3-Ingredient Sugar-Free Cheesecake: A Light, No-Guilt Dessert 🍌🍰
Introduction
Craving cheesecake without the sugar crash? This 3-ingredient sugar-free cheesecake is a dreamy, healthy alternative that’s naturally sweetened, protein-packed, and unbelievably simple. With just bananas, eggs, and Greek yogurt, you’ll get a creamy, satisfying dessert that’s perfect for breakfast (yes, really!), snacks, or a guilt-free treat. No fancy techniques or baking expertise required—just blend, bake, and enjoy!
Ingredients (Serves 6)
- 2 ripe bananas (the spottier, the sweeter!)
- 2 large eggs
- 1 cup Greek yogurt (plain, full-fat or 2% for creaminess)
Optional Add-Ins:
- 1 tsp vanilla extract
- ½ tsp cinnamon
- Lemon zest for brightness
Tips for Success
- Banana Ripeness: Use very ripe bananas for natural sweetness—no sugar needed!
- Yogurt Choice: Full-fat yogurt yields a richer texture, but low-fat works too.
- No Blender? Mash bananas with a fork and whisk everything by hand.
- Crust Option: Press almond flour + melted butter into the pan for a keto-friendly base.
- Flavor Boost: Add a dash of nutmeg or cocoa powder for depth.
- Don’t Overbake: The center should jiggle slightly—it firms up while chilling.
Step-by-Step Instructions
- Prep the Batter:
- In a blender, combine bananas, eggs, and yogurt. Blend until smooth.
- (Optional: Stir in vanilla or cinnamon by hand.)
- Preheat & Prep:
- Preheat oven to 360°F (180°C).
- Lightly grease a 6-inch round pan or line with parchment paper.
- Bake:
- Pour batter into the pan.
- Bake on the middle rack for 35–40 minutes, until edges are set but center jiggles slightly.
- Chill & Serve:
- Cool to room temperature, then refrigerate at least 4 hours (overnight is best!).
- Slice and top with fresh berries, nut butter, or a drizzle of honey (if not strictly sugar-free).
Nutritional Information (per serving)
- Calories: 85
- Protein: 5g
- Carbs: 10g (natural sugars from bananas)
- Fat: 2g
- Fiber: 1g
- Calcium: 6% DV
- Potassium: 8% DV
Nutrition calculated with full-fat Greek yogurt. For lower calories, use non-fat yogurt.
Healthier Twist
This cheesecake is already a nutrient powerhouse, but here’s how to customize it:
- Higher Protein: Use Greek yogurt or add a scoop of unflavored protein powder.
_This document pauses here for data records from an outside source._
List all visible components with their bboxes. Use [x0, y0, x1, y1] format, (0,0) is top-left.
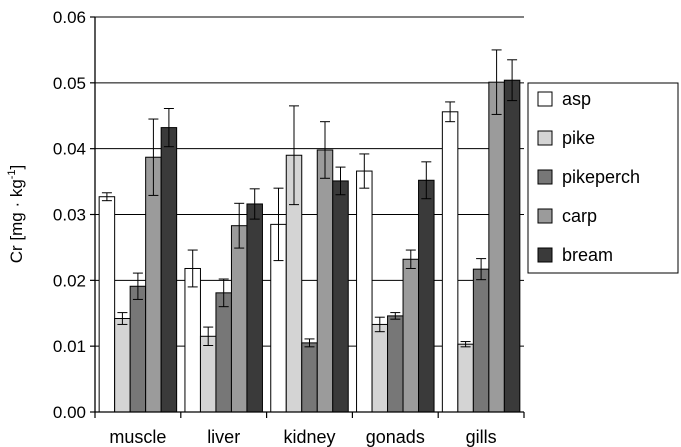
y-tick-label: 0.01	[53, 337, 86, 356]
y-axis-label-end: ]	[7, 165, 26, 170]
bar-pike-gills	[457, 343, 474, 413]
bar-pikeperch-gonads	[387, 315, 404, 413]
legend-label-pike: pike	[562, 128, 595, 148]
legend-label-bream: bream	[562, 245, 613, 265]
bar-pike-gonads	[371, 323, 389, 413]
bar-carp-gills	[488, 81, 505, 413]
x-tick-label: liver	[207, 427, 240, 447]
legend-swatch-bream	[537, 247, 553, 263]
x-tick-label: gonads	[366, 427, 425, 447]
bar-pikeperch-muscle	[129, 285, 147, 413]
bar-bream-liver	[246, 203, 263, 413]
bars	[98, 79, 521, 413]
bar-pike-liver	[199, 335, 217, 413]
bar-bream-gills	[503, 79, 521, 413]
bar-pikeperch-liver	[215, 292, 232, 413]
y-axis-label-main: Cr [mg · kg	[7, 179, 26, 263]
x-ticks: muscle liver kidney gonads gills	[94, 412, 525, 447]
legend-swatch-carp	[537, 208, 553, 224]
x-tick-label: gills	[466, 427, 497, 447]
legend-label-asp: asp	[562, 89, 591, 109]
legend-label-carp: carp	[562, 206, 597, 226]
y-tick-label: 0.04	[53, 140, 86, 159]
bar-bream-muscle	[160, 127, 178, 413]
x-tick-label: muscle	[109, 427, 166, 447]
legend-label-pikeperch: pikeperch	[562, 167, 640, 187]
y-tick-label: 0.05	[53, 74, 86, 93]
bar-asp-gills	[441, 111, 459, 413]
bar-pike-muscle	[114, 318, 131, 413]
y-axis-label-sup: -1	[6, 169, 18, 179]
y-tick-label: 0.00	[53, 403, 86, 422]
legend-swatch-pike	[537, 130, 553, 146]
bar-bream-kidney	[332, 180, 349, 413]
x-tick-label: kidney	[283, 427, 335, 447]
bar-bream-gonads	[418, 179, 435, 413]
y-tick-label: 0.03	[53, 206, 86, 225]
legend: asp pike pikeperch carp bream	[527, 82, 679, 274]
legend-box	[527, 82, 679, 274]
bar-carp-gonads	[402, 258, 420, 413]
y-axis-label: Cr [mg · kg-1]	[6, 165, 26, 264]
legend-swatch-pikeperch	[537, 169, 553, 185]
y-tick-label: 0.02	[53, 271, 86, 290]
error-bars	[101, 49, 518, 348]
bar-pikeperch-kidney	[301, 342, 318, 413]
y-tick-label: 0.06	[53, 8, 86, 27]
bar-carp-kidney	[316, 149, 334, 413]
bar-pikeperch-gills	[472, 268, 490, 413]
bar-carp-liver	[230, 225, 248, 413]
bar-asp-muscle	[98, 196, 116, 413]
legend-swatch-asp	[537, 91, 553, 107]
y-ticks: 0.00 0.01 0.02 0.03 0.04 0.05 0.06	[53, 8, 95, 422]
bar-asp-liver	[184, 267, 201, 413]
bar-asp-gonads	[356, 170, 373, 413]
- Lower Carbs: Substitute 1 cup pumpkin purée for bananas (add extra cinnamon).
- Dairy-Free: Swap yogurt for coconut yogurt.
- Egg-Free: Try 1 tbsp chia seeds + 3 tbsp water (let gel before blending).
Storage & Serving Ideas
- Fridge: Keep covered for up to 4 days.
- Freezer: Slice and freeze for 1 month (thaw overnight).
- Serve With:
- Berry compote (simmer frozen berries with lemon juice)
- Toasted coconut flakes
- Dark chocolate shavings (85% cacao or higher)
Why This Works
- Bananas: Replace sugar while adding creaminess and fiber.
- Greek Yogurt: Provides probiotics and a tangy cheesecake flavor.
- Eggs: Bind the mixture and add protein for staying power.
Final Slice: This isn’t just a dessert—it’s a breakfast-worthy, snack-friendly, crowd-pleasing miracle. Whether you’re cutting sugar, meal prepping, or just love easy recipes, this cheesecake delivers creamy indulgence without the guilt.